Nous sommes dans un moment où il faut aussi garder son bon sens. Il me paraît évident qu’il ne faut pas tout amalgamer. Par exemple, Woody Allen n’est pas Roman Polanski. Une partie des faits dont Roman Polanski est accusé sont avérés et reconnus par lui. Ce n’est pas du tout le cas de Woody Allen, qui a toujours protesté de son innocence et qui l’a prouvé avec la justice américaine" explique le patron de Stock, ajoutant : "

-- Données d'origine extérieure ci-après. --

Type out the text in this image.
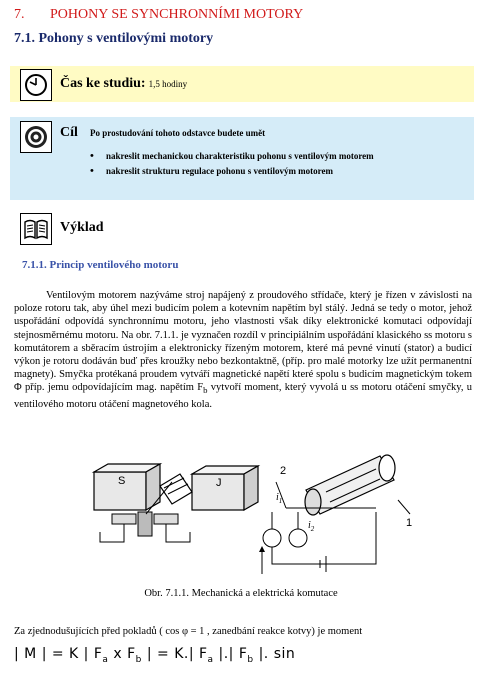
7. POHONY SE SYNCHRONNÍMI MOTORY
7.1. Pohony s ventilovými motory
Čas ke studiu: 1,5 hodiny
Cíl Po prostudování tohoto odstavce budete umět
• nakreslit mechanickou charakteristiku pohonu s ventilovým motorem
• nakreslit strukturu regulace pohonu s ventilovým motorem
Výklad
7.1.1. Princip ventilového motoru

Ventilovým motorem nazýváme stroj napájený z proudového střídače, který je řízen v závislosti na poloze rotoru tak, aby úhel mezi budicím polem a kotevním napětím byl stálý. Jedná se tedy o motor, jehož uspořádání odpovídá synchronnímu motoru, jeho vlastnosti však díky elektronické komutaci odpovídají stejnosměrnému motoru. Na obr. 7.1.1. je vyznačen rozdíl v principiálním uspořádání klasického ss motoru s komutátorem a sběracím ústrojím a elektronicky řízeným motorem, které má pevné vinutí (stator) a budicí výkon je rotoru dodáván buď přes kroužky nebo bezkontaktně, (příp. pro malé motorky lze užít permanentní magnety). Smyčka protékaná proudem vytváří magnetické napětí které spolu s budicím magnetickým tokem Φ příp. jemu odpovídajícím mag. napětím $F_b$ vytvoří moment, který vyvolá u ss motoru otáčení smyčky, u ventilového motoru otáčení magnetového kola.

S	J
2
1
$i_1$
$i_2$
Obr. 7.1.1. Mechanická a elektrická komutace
Za zjednodušujících před pokladů ( cos φ = 1 , zanedbání reakce kotvy) je moment
| M | = K | $F_a$ x $F_b$ | = K.| $F_a$ |.| $F_b$ |. sin
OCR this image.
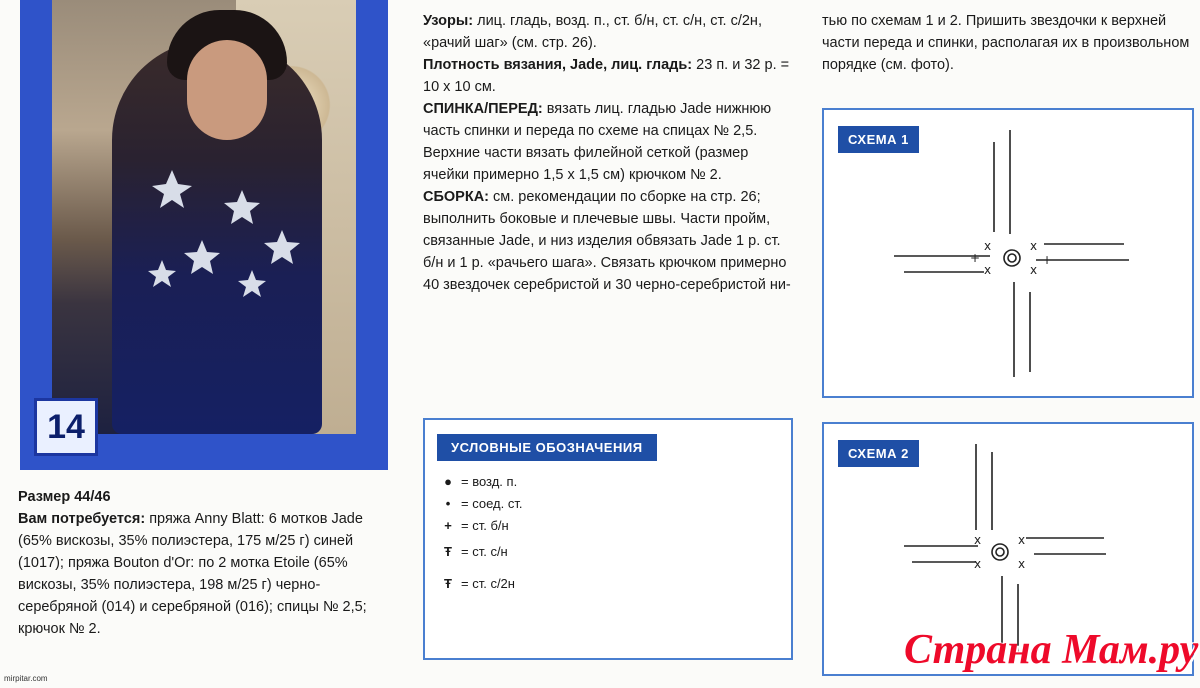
14
Размер 44/46
Вам потребуется: пряжа Anny Blatt: 6 мотков Jade (65% вискозы, 35% полиэстера, 175 м/25 г) синей (1017); пряжа Bouton d'Or: по 2 мотка Etoile (65% вискозы, 35% полиэстера, 198 м/25 г) черно-серебряной (014) и серебряной (016); спицы № 2,5; крючок № 2.
Узоры: лиц. гладь, возд. п., ст. б/н, ст. с/н, ст. с/2н, «рачий шаг» (см. стр. 26).
Плотность вязания, Jade, лиц. гладь: 23 п. и 32 р. = 10 х 10 см.
СПИНКА/ПЕРЕД: вязать лиц. гладью Jade нижнюю часть спинки и переда по схеме на спицах № 2,5. Верхние части вязать филейной сеткой (размер ячейки примерно 1,5 х 1,5 см) крючком № 2.
СБОРКА: см. рекомендации по сборке на стр. 26; выполнить боковые и плечевые швы. Части пройм, связанные Jade, и низ изделия обвязать Jade 1 р. ст. б/н и 1 р. «рачьего шага». Связать крючком примерно 40 звездочек серебристой и 30 черно-серебристой ни-
тью по схемам 1 и 2. Пришить звездочки к верхней части переда и спинки, располагая их в произвольном порядке (см. фото).
УСЛОВНЫЕ ОБОЗНАЧЕНИЯ
● = возд. п.
• = соед. ст.
+ = ст. б/н
Ŧ = ст. с/н
Ŧ = ст. с/2н
СХЕМА 1
x	x
x	x
+	+
СХЕМА 2
x	x
x	x
mirpitar.com
Страна Мам.ру
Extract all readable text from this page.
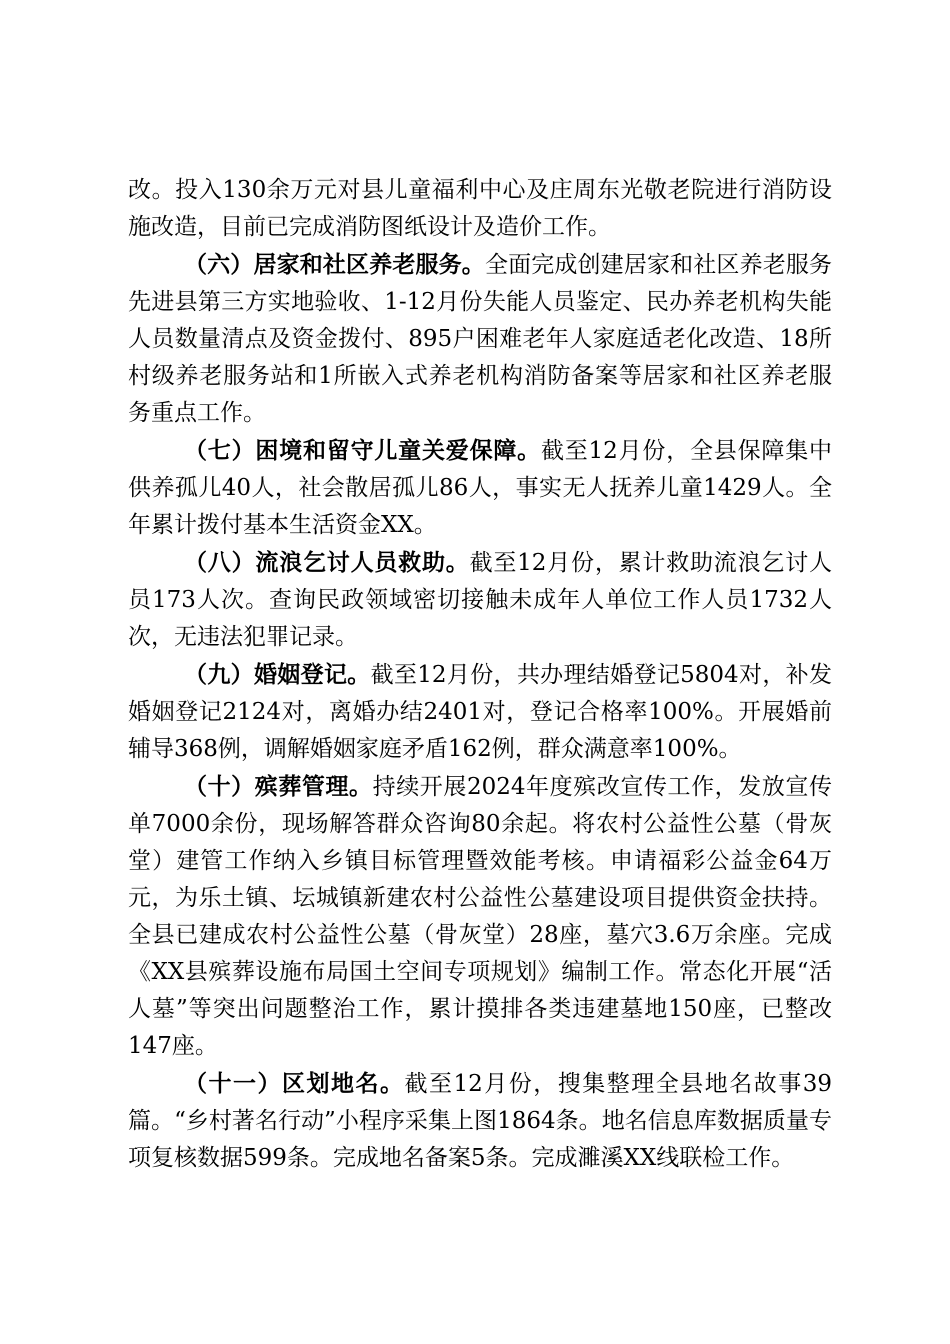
改。投入130余万元对县儿童福利中心及庄周东光敬老院进行消防设施改造，目前已完成消防图纸设计及造价工作。

（六）居家和社区养老服务。全面完成创建居家和社区养老服务先进县第三方实地验收、1-12月份失能人员鉴定、民办养老机构失能人员数量清点及资金拨付、895户困难老年人家庭适老化改造、18所村级养老服务站和1所嵌入式养老机构消防备案等居家和社区养老服务重点工作。

（七）困境和留守儿童关爱保障。截至12月份，全县保障集中供养孤儿40人，社会散居孤儿86人，事实无人抚养儿童1429人。全年累计拨付基本生活资金XX。

（八）流浪乞讨人员救助。截至12月份，累计救助流浪乞讨人员173人次。查询民政领域密切接触未成年人单位工作人员1732人次，无违法犯罪记录。

（九）婚姻登记。截至12月份，共办理结婚登记5804对，补发婚姻登记2124对，离婚办结2401对，登记合格率100%。开展婚前辅导368例，调解婚姻家庭矛盾162例，群众满意率100%。

（十）殡葬管理。持续开展2024年度殡改宣传工作，发放宣传单7000余份，现场解答群众咨询80余起。将农村公益性公墓（骨灰堂）建管工作纳入乡镇目标管理暨效能考核。申请福彩公益金64万元，为乐土镇、坛城镇新建农村公益性公墓建设项目提供资金扶持。全县已建成农村公益性公墓（骨灰堂）28座，墓穴3.6万余座。完成《XX县殡葬设施布局国土空间专项规划》编制工作。常态化开展“活人墓”等突出问题整治工作，累计摸排各类违建墓地150座，已整改147座。

（十一）区划地名。截至12月份，搜集整理全县地名故事39篇。“乡村著名行动”小程序采集上图1864条。地名信息库数据质量专项复核数据599条。完成地名备案5条。完成濉溪XX线联检工作。
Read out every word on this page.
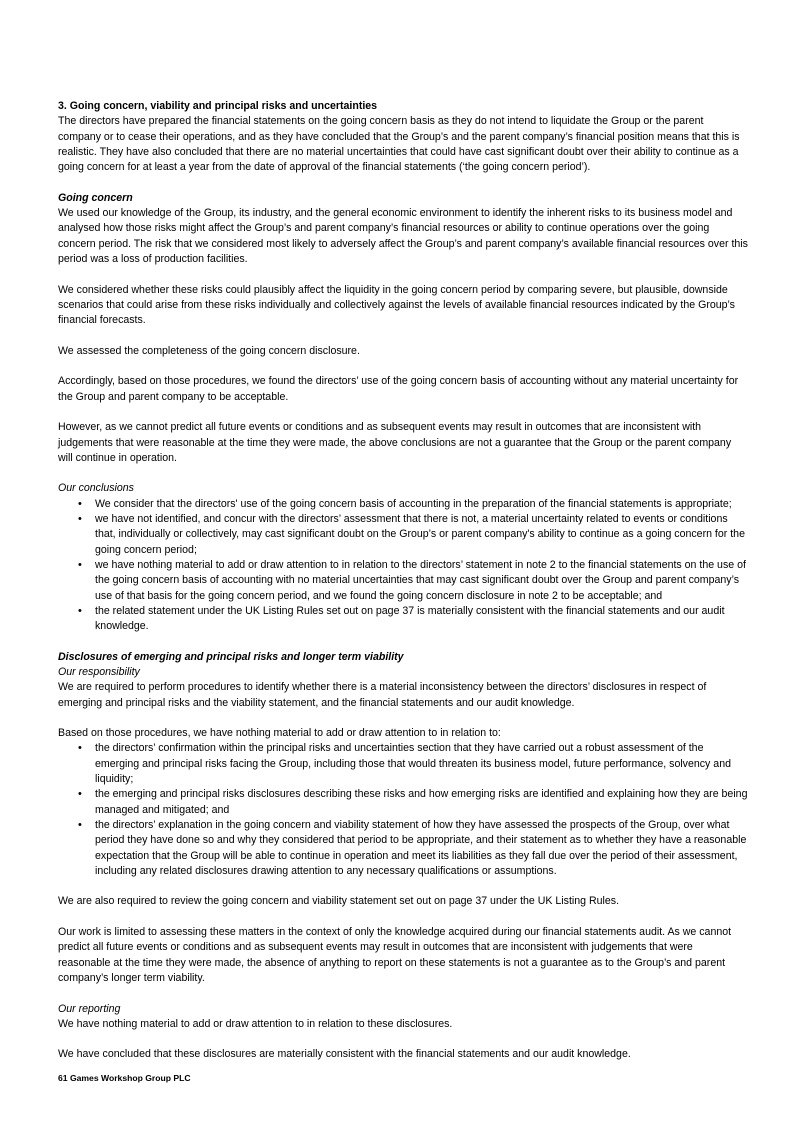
3. Going concern, viability and principal risks and uncertainties
The directors have prepared the financial statements on the going concern basis as they do not intend to liquidate the Group or the parent company or to cease their operations, and as they have concluded that the Group’s and the parent company’s financial position means that this is realistic. They have also concluded that there are no material uncertainties that could have cast significant doubt over their ability to continue as a going concern for at least a year from the date of approval of the financial statements (‘the going concern period’).

Going concern
We used our knowledge of the Group, its industry, and the general economic environment to identify the inherent risks to its business model and analysed how those risks might affect the Group’s and parent company’s financial resources or ability to continue operations over the going concern period. The risk that we considered most likely to adversely affect the Group’s and parent company’s available financial resources over this period was a loss of production facilities.

We considered whether these risks could plausibly affect the liquidity in the going concern period by comparing severe, but plausible, downside scenarios that could arise from these risks individually and collectively against the levels of available financial resources indicated by the Group’s financial forecasts.

We assessed the completeness of the going concern disclosure.

Accordingly, based on those procedures, we found the directors’ use of the going concern basis of accounting without any material uncertainty for the Group and parent company to be acceptable.

However, as we cannot predict all future events or conditions and as subsequent events may result in outcomes that are inconsistent with judgements that were reasonable at the time they were made, the above conclusions are not a guarantee that the Group or the parent company will continue in operation.

Our conclusions
• We consider that the directors' use of the going concern basis of accounting in the preparation of the financial statements is appropriate;
• we have not identified, and concur with the directors’ assessment that there is not, a material uncertainty related to events or conditions that, individually or collectively, may cast significant doubt on the Group’s or parent company's ability to continue as a going concern for the going concern period;
• we have nothing material to add or draw attention to in relation to the directors’ statement in note 2 to the financial statements on the use of the going concern basis of accounting with no material uncertainties that may cast significant doubt over the Group and parent company’s use of that basis for the going concern period, and we found the going concern disclosure in note 2 to be acceptable; and
• the related statement under the UK Listing Rules set out on page 37 is materially consistent with the financial statements and our audit knowledge.
Disclosures of emerging and principal risks and longer term viability
Our responsibility

We are required to perform procedures to identify whether there is a material inconsistency between the directors’ disclosures in respect of emerging and principal risks and the viability statement, and the financial statements and our audit knowledge.

Based on those procedures, we have nothing material to add or draw attention to in relation to:

• the directors’ confirmation within the principal risks and uncertainties section that they have carried out a robust assessment of the emerging and principal risks facing the Group, including those that would threaten its business model, future performance, solvency and liquidity;
• the emerging and principal risks disclosures describing these risks and how emerging risks are identified and explaining how they are being managed and mitigated; and
• the directors’ explanation in the going concern and viability statement of how they have assessed the prospects of the Group, over what period they have done so and why they considered that period to be appropriate, and their statement as to whether they have a reasonable expectation that the Group will be able to continue in operation and meet its liabilities as they fall due over the period of their assessment, including any related disclosures drawing attention to any necessary qualifications or assumptions.

We are also required to review the going concern and viability statement set out on page 37 under the UK Listing Rules.

Our work is limited to assessing these matters in the context of only the knowledge acquired during our financial statements audit. As we cannot predict all future events or conditions and as subsequent events may result in outcomes that are inconsistent with judgements that were reasonable at the time they were made, the absence of anything to report on these statements is not a guarantee as to the Group’s and parent company’s longer term viability.

Our reporting

We have nothing material to add or draw attention to in relation to these disclosures.

We have concluded that these disclosures are materially consistent with the financial statements and our audit knowledge.

61 Games Workshop Group PLC
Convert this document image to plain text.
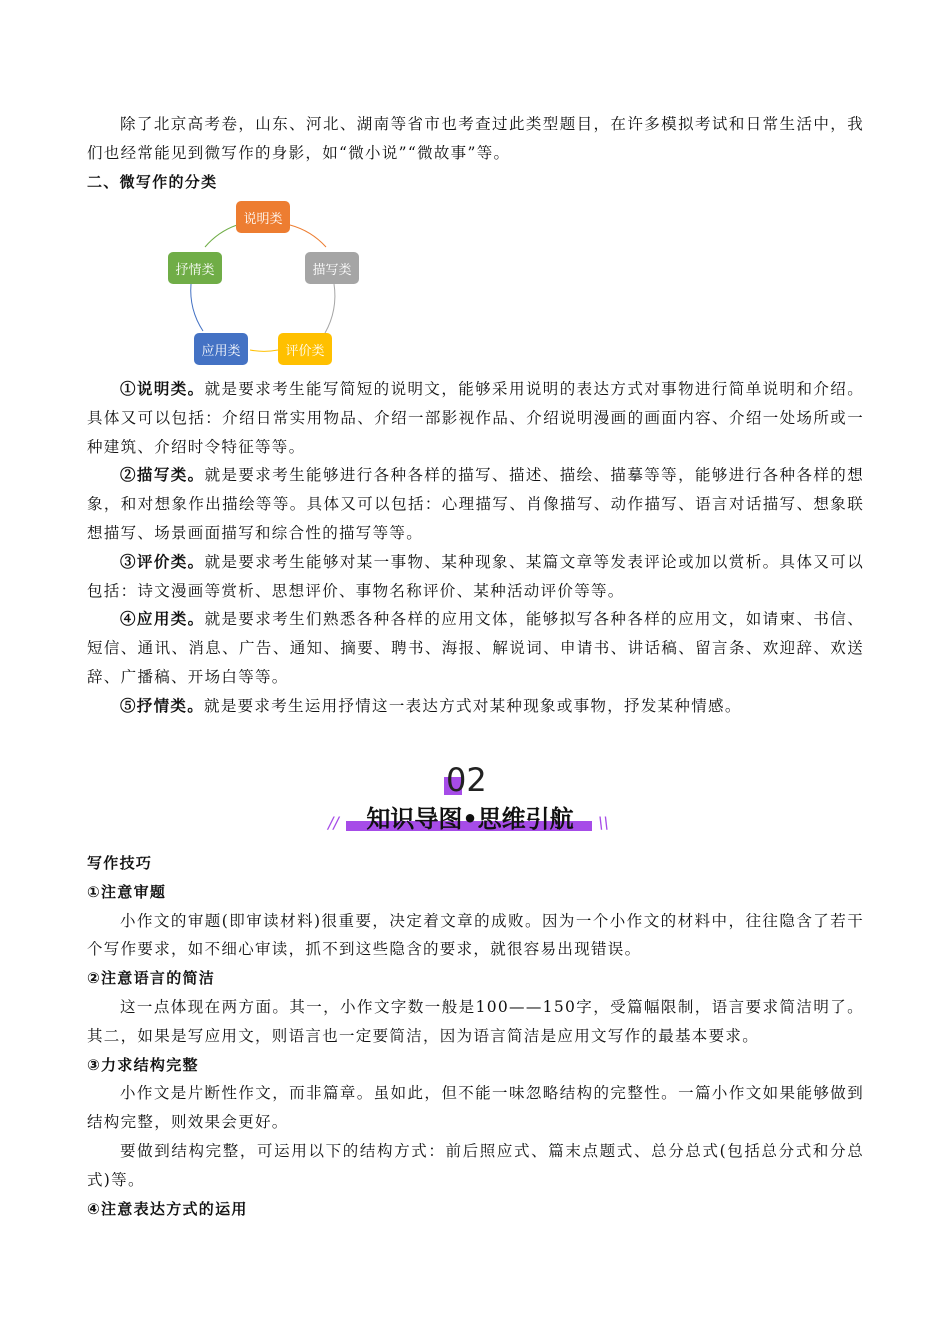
除了北京高考卷，山东、河北、湖南等省市也考查过此类型题目，在许多模拟考试和日常生活中，我们也经常能见到微写作的身影，如“微小说”“微故事”等。

二、微写作的分类

说明类
描写类
评价类
应用类
抒情类

①说明类。就是要求考生能写简短的说明文，能够采用说明的表达方式对事物进行简单说明和介绍。具体又可以包括：介绍日常实用物品、介绍一部影视作品、介绍说明漫画的画面内容、介绍一处场所或一种建筑、介绍时令特征等等。

②描写类。就是要求考生能够进行各种各样的描写、描述、描绘、描摹等等，能够进行各种各样的想象，和对想象作出描绘等等。具体又可以包括：心理描写、肖像描写、动作描写、语言对话描写、想象联想描写、场景画面描写和综合性的描写等等。

③评价类。就是要求考生能够对某一事物、某种现象、某篇文章等发表评论或加以赏析。具体又可以包括：诗文漫画等赏析、思想评价、事物名称评价、某种活动评价等等。

④应用类。就是要求考生们熟悉各种各样的应用文体，能够拟写各种各样的应用文，如请柬、书信、短信、通讯、消息、广告、通知、摘要、聘书、海报、解说词、申请书、讲话稿、留言条、欢迎辞、欢送辞、广播稿、开场白等等。

⑤抒情类。就是要求考生运用抒情这一表达方式对某种现象或事物，抒发某种情感。

02
知识导图•思维引航
//	\\

写作技巧

①注意审题

小作文的审题(即审读材料)很重要，决定着文章的成败。因为一个小作文的材料中，往往隐含了若干个写作要求，如不细心审读，抓不到这些隐含的要求，就很容易出现错误。

②注意语言的简洁

这一点体现在两方面。其一，小作文字数一般是100——150字，受篇幅限制，语言要求简洁明了。其二，如果是写应用文，则语言也一定要简洁，因为语言简洁是应用文写作的最基本要求。

③力求结构完整

小作文是片断性作文，而非篇章。虽如此，但不能一味忽略结构的完整性。一篇小作文如果能够做到结构完整，则效果会更好。

要做到结构完整，可运用以下的结构方式：前后照应式、篇末点题式、总分总式(包括总分式和分总式)等。

④注意表达方式的运用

Pour ma part, j’ai toujours été pour l’application stricte de la loi. Pas pour la culture de la suspicion, de la délation, de l’accusation systématique. Je souhaite qu’on envisage les faits avec exactitude, qu’ils soient en défaveur des hommes ou en défaveur des femmes, parce que ça peut aussi arriver."
L'éditeur précise: "
Je ne vous cache pas qu’à l’intérieur de ma propre équipe, entièrement composée de femmes, la lecture a fait fondre les réticences. Nous ne sommes pas de la même génération. Ce sont de jeunes éditrices. Elles ont à cœur de défendre la cause des femmes, elles font ça naturellement, comme elles respirent. La lecture du livre les a rassurées."